Any ideas why/how this could happen? Is this a hardware issue? I’m running it on a cluster, if that makes any difference.
UPDATED 1
multifit_work_t is created through the following;
typedef struct {
int m,n;
double *w,*u,*v,*b,*rv1;
} multifit_work_t;
multifit_work_t *alloc_multifit(int m, int n)
{
multifit_work_t *work=(multifit_work_t *)malloc(sizeof(multifit_work_t));
if (work==NULL) {
fprintf(stderr,"failed to allocate multifit_work\n");
exit(1);
}
work->m=m;
work->n=n;
work->u=(double *)malloc(n*m*sizeof(double)); /* temporary storage - n x m matrix */
work->w=(double *)malloc(n*sizeof(double)); /* n vector */
work->v=(double *)malloc(n*n*sizeof(double)); /* n x n matrix */
work->b=(double *)malloc(m*sizeof(double)); /* m vector */
work->rv1=(double *)malloc(n*sizeof(double)); /* temporary storage - n vector */
if (work->u==NULL || work->w==NULL || work->v==NULL || work->b==NULL || work->rv1==NULL) {
fprintf(stderr,"failed to allocate multifit_work\n");
exit(1);
}
return work;
}
UPDATE 2
When I run it on my local system the same thing happens, but the error is along the lines of;
*** caught segfault ***
address 0x11e000000, cause 'memory not mapped'
Always at a noticeably even memory address.
UPDATE 3
Below is the valgrind report
valgrind --leak-check=full --show-reachable=yes ./execute
==23072== Memcheck, a memory error detector
==23072== Copyright (C) 2002-2010, and GNU GPL'd, by Julian Seward et al.

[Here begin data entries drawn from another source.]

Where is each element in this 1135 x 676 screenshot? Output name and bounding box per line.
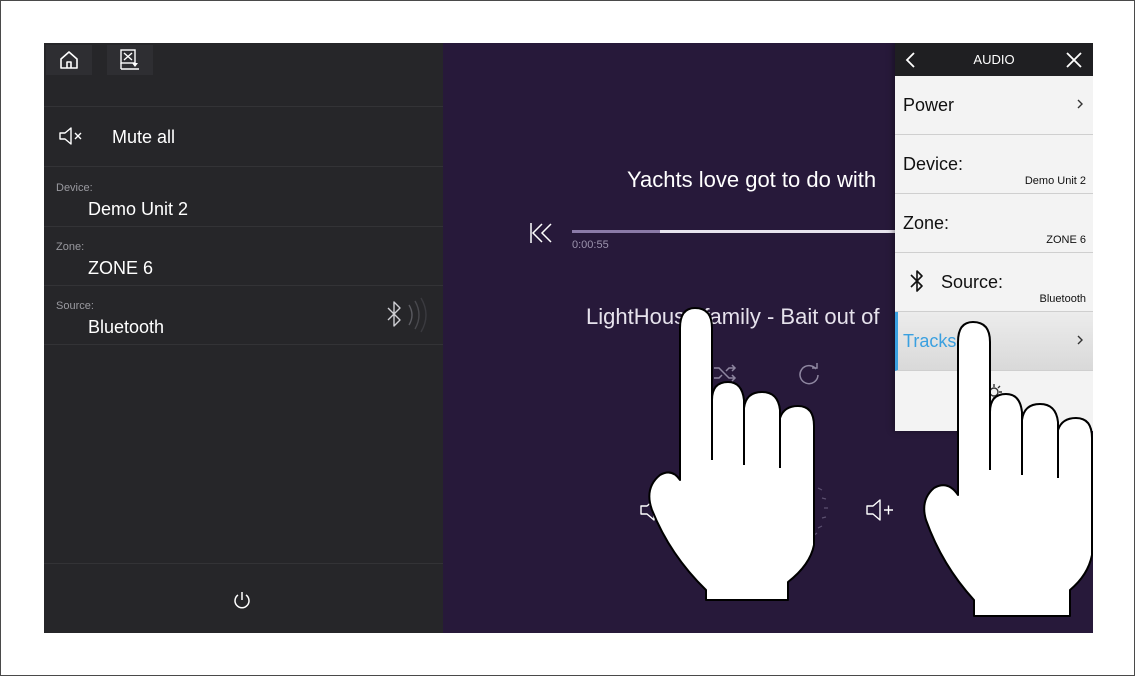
zone-row[interactable]: Zone: ZONE 6 (44, 227, 443, 286)
menu-item-power-label: Power (903, 95, 955, 115)
power-icon[interactable] (231, 589, 253, 611)
menu-item-power[interactable]: Power (895, 76, 1093, 135)
audio-menu-header: AUDIO (895, 43, 1093, 76)
device-row[interactable]: Device: Demo Unit 2 (44, 168, 443, 227)
bottom-bar (44, 563, 443, 633)
source-row[interactable]: Source: Bluetooth (44, 286, 443, 345)
no-chart-icon (120, 49, 139, 70)
mute-all-label: Mute all (112, 127, 176, 147)
menu-item-zone-value: ZONE 6 (1046, 234, 1086, 246)
menu-item-source-value: Bluetooth (1039, 293, 1086, 305)
menu-item-source[interactable]: Source: Bluetooth (895, 253, 1093, 312)
audio-menu-title: AUDIO (973, 52, 1015, 67)
top-toolbar (44, 43, 443, 107)
menu-item-device-label: Device: (903, 154, 964, 174)
menu-item-zone[interactable]: Zone: ZONE 6 (895, 194, 1093, 253)
chevron-right-icon (1077, 99, 1083, 109)
mute-all-button[interactable]: Mute all (44, 108, 443, 167)
hand-tap-illustration (923, 321, 1093, 617)
device-value: Demo Unit 2 (88, 199, 189, 219)
menu-item-device[interactable]: Device: Demo Unit 2 (895, 135, 1093, 194)
volume-up-icon[interactable] (864, 495, 896, 525)
song-title: Yachts love got to do with (627, 167, 877, 192)
device-label: Device: (56, 182, 93, 194)
bluetooth-icon (387, 297, 427, 333)
menu-item-zone-label: Zone: (903, 213, 950, 233)
home-icon (60, 51, 78, 69)
home-button[interactable] (46, 45, 92, 75)
no-chart-button[interactable] (107, 45, 153, 75)
mute-icon (59, 127, 82, 145)
source-value: Bluetooth (88, 317, 165, 337)
menu-item-source-label: Source: (941, 272, 1004, 292)
previous-track-icon[interactable] (528, 221, 554, 245)
progress-fill (572, 230, 660, 233)
audio-sidebar: Mute all Device: Demo Unit 2 Zone: ZONE … (44, 43, 443, 633)
hand-tap-illustration (648, 307, 815, 601)
source-label: Source: (56, 300, 94, 312)
elapsed-time: 0:00:55 (572, 239, 609, 251)
zone-value: ZONE 6 (88, 258, 154, 278)
zone-label: Zone: (56, 241, 85, 253)
menu-item-device-value: Demo Unit 2 (1024, 175, 1086, 187)
close-icon[interactable] (1065, 51, 1083, 69)
bluetooth-icon (910, 270, 923, 292)
progress-bar[interactable] (572, 230, 897, 233)
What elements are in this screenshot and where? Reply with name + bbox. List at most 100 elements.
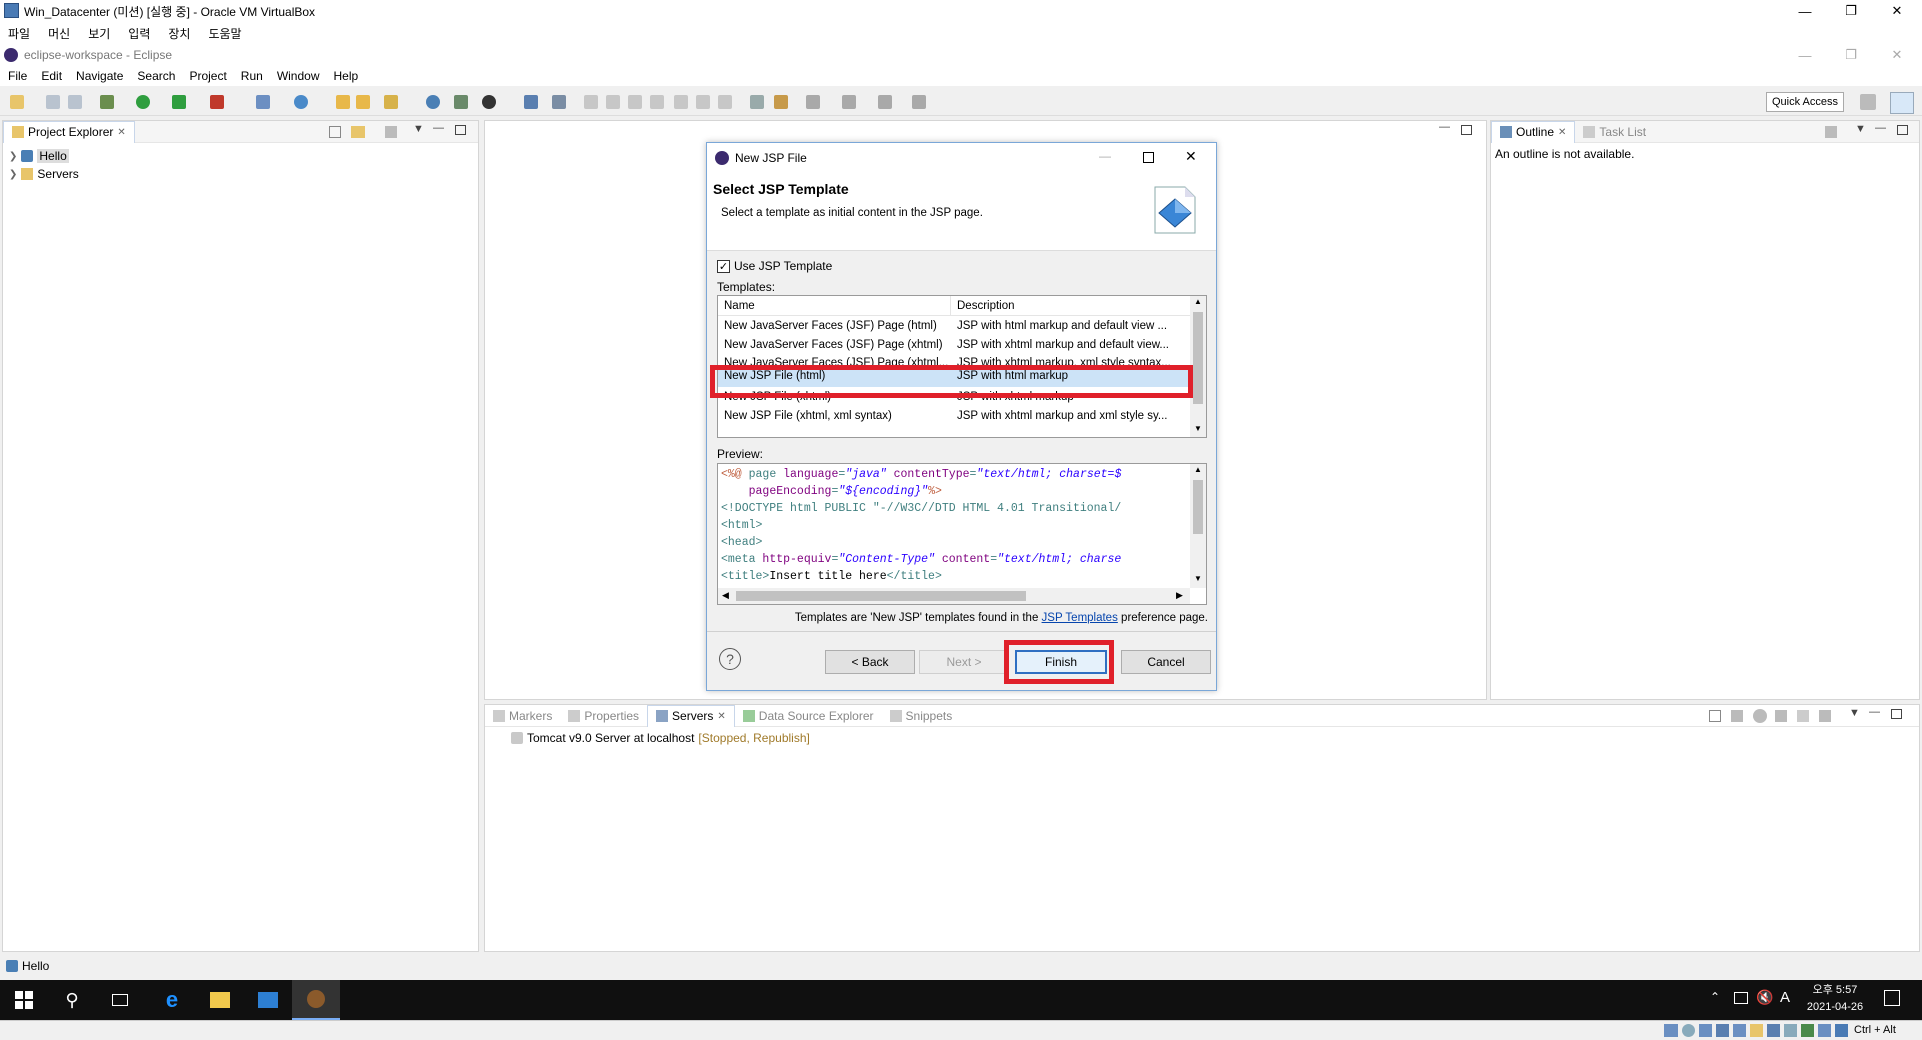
debug-server-icon[interactable] (1731, 710, 1743, 722)
toggle-ant-icon[interactable] (750, 95, 764, 109)
use-template-row[interactable]: ✓ Use JSP Template (717, 259, 832, 273)
skip-breakpoints-icon[interactable] (552, 95, 566, 109)
mouse-integration-icon[interactable] (1818, 1024, 1831, 1037)
filter-icon[interactable] (385, 126, 397, 138)
table-row[interactable]: New JavaServer Faces (JSF) Page (xhtml..… (718, 354, 1206, 365)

==23072== Using Valgrind-3.6.0.SVN-Debian and LibVEX; rerun with -h for copyright info
==23072== Command: ./execute
==23072==
==23072==
==23072== HEAP SUMMARY:
==23072== in use at exit: 0 bytes in 0 blocks
==23072== total heap usage: 445 allocs, 445 frees, 27,900 bytes allocated
==23072==
==23072== All heap blocks were freed -- no leaks are possible
==23072==
==23072== For counts of detected and suppressed errors, rerun with: -v
==23072== ERROR SUMMARY: 0 errors from 0 contexts (suppressed: 23 from 8)
This is killing me!
Somewhere, deep, deep, in the code, an input array was only filling a local array a small portion of its (m)allocated size. The code was then calling the uninitialized regions of the array, the values of which looked a lot like the expected input (which is why it took my so long to identify).
In summary – overstepping arrays is bad, but watch out for understepping (when initializing) too!